Pour ce nouveau volet de la série des entretiens avec les éditeurs de poésie, la maison Héros-Limite nous ouvrent leurs portes. Alain Berset présente le lancement, le parcours, les projets en cours: du livre d’artiste aux traductions récentes de poètes comme Robert Lax. Il livre une partie de son expérience, qui commence et continue résolument en poésie.
D’où venez-vous? Comment agissez-vous pour la poésie au sein des éditions Héros-Limite? Quel a été le parcours fait sur la poésie depuis la création de la maison?
Alain Berset: Nous pouvons dire que la poésie est la colonne vertébrale des éditions. Nous avons tout d’abord commencé par là, via le livre d’artiste. Le projet de départ des éditions était de monter un atelier d’imprimerie, un peu sur le modèle de Guy Lévis Mano, un poète devenu éditeur qui imprimait lui-même ses livres. L’objectif était de faire nous-mêmes nos ouvrages, de les fabriquer, de les publier. Il y avait donc de la poésie parmi ces publications, et il y en a toujours. Le catalogue des éditions est emblématique à ce sujet. À l’époque, nous étions surtout intéressés par de la poésie liée au mouvement artistique Fluxus ou à la poésie minimaliste, concrète. Cela continue encore aujourd’hui. Nous éditons autant des traductions que des textes contemporains. Je me sens éditeur de poésie avant tout; ensuite nous sommes devenus plus généralistes. Dans les douze livres que nous éditons chaque année, il y a toujours une large partie qui est de la poésie.
Où êtes-vous? Comment situez-vous le travail en poésie des éditions Héros-Limite aujourd’hui?
A.B.: Nous continuons toujours dans la perspective décrite, avec les moyens dont nous disposons. Autant que possible, nous mettons en avant de la poésie mais pas uniquement.
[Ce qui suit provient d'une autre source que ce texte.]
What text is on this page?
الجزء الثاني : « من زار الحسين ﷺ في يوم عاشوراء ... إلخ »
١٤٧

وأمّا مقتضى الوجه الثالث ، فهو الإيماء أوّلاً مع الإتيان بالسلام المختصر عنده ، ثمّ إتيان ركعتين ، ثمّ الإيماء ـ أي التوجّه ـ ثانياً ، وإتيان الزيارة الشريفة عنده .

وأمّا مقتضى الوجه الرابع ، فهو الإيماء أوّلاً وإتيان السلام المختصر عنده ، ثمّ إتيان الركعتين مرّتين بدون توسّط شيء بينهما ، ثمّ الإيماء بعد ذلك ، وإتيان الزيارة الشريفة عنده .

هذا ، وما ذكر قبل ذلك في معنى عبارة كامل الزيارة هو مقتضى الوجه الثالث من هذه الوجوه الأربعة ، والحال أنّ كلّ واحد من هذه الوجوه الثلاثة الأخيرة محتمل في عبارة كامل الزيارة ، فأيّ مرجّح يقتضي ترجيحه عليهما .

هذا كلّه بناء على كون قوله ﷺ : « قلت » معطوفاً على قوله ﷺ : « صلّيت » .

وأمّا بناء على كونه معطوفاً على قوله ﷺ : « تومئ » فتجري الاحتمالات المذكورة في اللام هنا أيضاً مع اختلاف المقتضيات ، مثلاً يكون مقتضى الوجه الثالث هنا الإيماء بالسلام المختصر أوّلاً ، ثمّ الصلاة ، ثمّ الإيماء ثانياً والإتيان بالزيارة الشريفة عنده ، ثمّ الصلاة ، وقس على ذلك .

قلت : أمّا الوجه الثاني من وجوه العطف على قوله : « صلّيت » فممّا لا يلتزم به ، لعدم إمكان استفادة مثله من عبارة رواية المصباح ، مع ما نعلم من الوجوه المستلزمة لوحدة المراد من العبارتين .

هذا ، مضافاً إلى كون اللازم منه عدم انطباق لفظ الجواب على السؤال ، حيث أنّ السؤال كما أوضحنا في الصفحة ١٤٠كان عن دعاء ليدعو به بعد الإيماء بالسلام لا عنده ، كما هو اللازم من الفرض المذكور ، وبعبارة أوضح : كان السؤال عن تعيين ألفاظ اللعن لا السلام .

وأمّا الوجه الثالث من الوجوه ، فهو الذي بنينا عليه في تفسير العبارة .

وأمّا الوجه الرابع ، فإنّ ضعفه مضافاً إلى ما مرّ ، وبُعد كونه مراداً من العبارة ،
Nous publions des traductions, dont certaines sont des rééditions, tout comme des auteurs francophones, classiques ou contemporains, tous genres confondus. De façon générale, chez les grands éditeurs, on s’aperçoit que la poésie n’est plus au centre de l’écriture littéraire ou philosophique, comme une forme de renouvellement de la langue. Cela est assez frappant, de manière générale, on a soit des éditeurs qui ne publient que strictement de la poésie, ou n’en publient pas du tout. Nous essayons, de notre côté, de garder un équilibre entre poésie et prose. Bien qu’elle se soit marginalisée, la poésie subsiste bien sûr de façon indéfectible, tant sur les tables de quelques librairies qu’aux travers d’une multitude de manifestations.
Où allez-vous? Que prévoient vos éditions pour ce genre dans les prochains mois? Quels sont vos projets futurs?
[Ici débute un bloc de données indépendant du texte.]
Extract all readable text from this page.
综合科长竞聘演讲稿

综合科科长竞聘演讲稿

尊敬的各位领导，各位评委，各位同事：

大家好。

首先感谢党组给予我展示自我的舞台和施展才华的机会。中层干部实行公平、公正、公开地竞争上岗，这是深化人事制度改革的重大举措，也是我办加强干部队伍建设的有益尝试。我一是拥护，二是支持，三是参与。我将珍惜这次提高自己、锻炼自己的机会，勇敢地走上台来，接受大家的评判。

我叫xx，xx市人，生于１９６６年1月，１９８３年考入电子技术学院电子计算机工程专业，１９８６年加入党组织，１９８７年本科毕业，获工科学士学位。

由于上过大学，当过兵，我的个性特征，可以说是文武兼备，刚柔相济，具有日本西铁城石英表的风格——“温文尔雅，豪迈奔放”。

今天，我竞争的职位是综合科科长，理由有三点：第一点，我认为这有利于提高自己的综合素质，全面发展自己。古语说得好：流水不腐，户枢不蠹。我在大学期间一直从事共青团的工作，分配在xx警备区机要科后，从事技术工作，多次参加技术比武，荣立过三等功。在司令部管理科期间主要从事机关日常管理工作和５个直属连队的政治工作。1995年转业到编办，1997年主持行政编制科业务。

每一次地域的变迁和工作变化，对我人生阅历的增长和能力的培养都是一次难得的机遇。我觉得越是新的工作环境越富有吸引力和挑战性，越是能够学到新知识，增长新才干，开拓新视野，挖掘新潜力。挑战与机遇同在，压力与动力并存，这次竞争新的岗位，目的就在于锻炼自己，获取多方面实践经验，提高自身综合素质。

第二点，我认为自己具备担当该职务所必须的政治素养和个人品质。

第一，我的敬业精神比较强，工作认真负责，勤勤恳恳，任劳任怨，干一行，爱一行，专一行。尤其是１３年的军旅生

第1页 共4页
A.B.: L’année prochaine, nous prévoyons de sortir une biographie de Cavafy traduite de l’anglais par Eva Antonnikov ainsi qu’un volume d’essais sur la poésie contemporaine de David Lespiau. Nous allons poursuivre la publication des œuvres de Robert Lax traduites par Vincent Barras. Nous publierons aussi un recueil d’Isabelle Sbrissa. Nous collaborons étroitement avec la revue L’Ours Blanc qui s’intéresse aux nouvelles formes d’écriture, versifiées ou non. Par ailleurs, nous participons aux manifestations dédiées à la poésie, bien que celles-ci se soient faites plus rares en raison de la pandémie. Ces événements sont importants pour les auteurs, les éditeurs et enfin les lecteurs, car ils sont des moments de rencontres et d’échanges. Par chance, la manifestation «Poésie en Ville» a pu être maintenue à Genève fin septembre!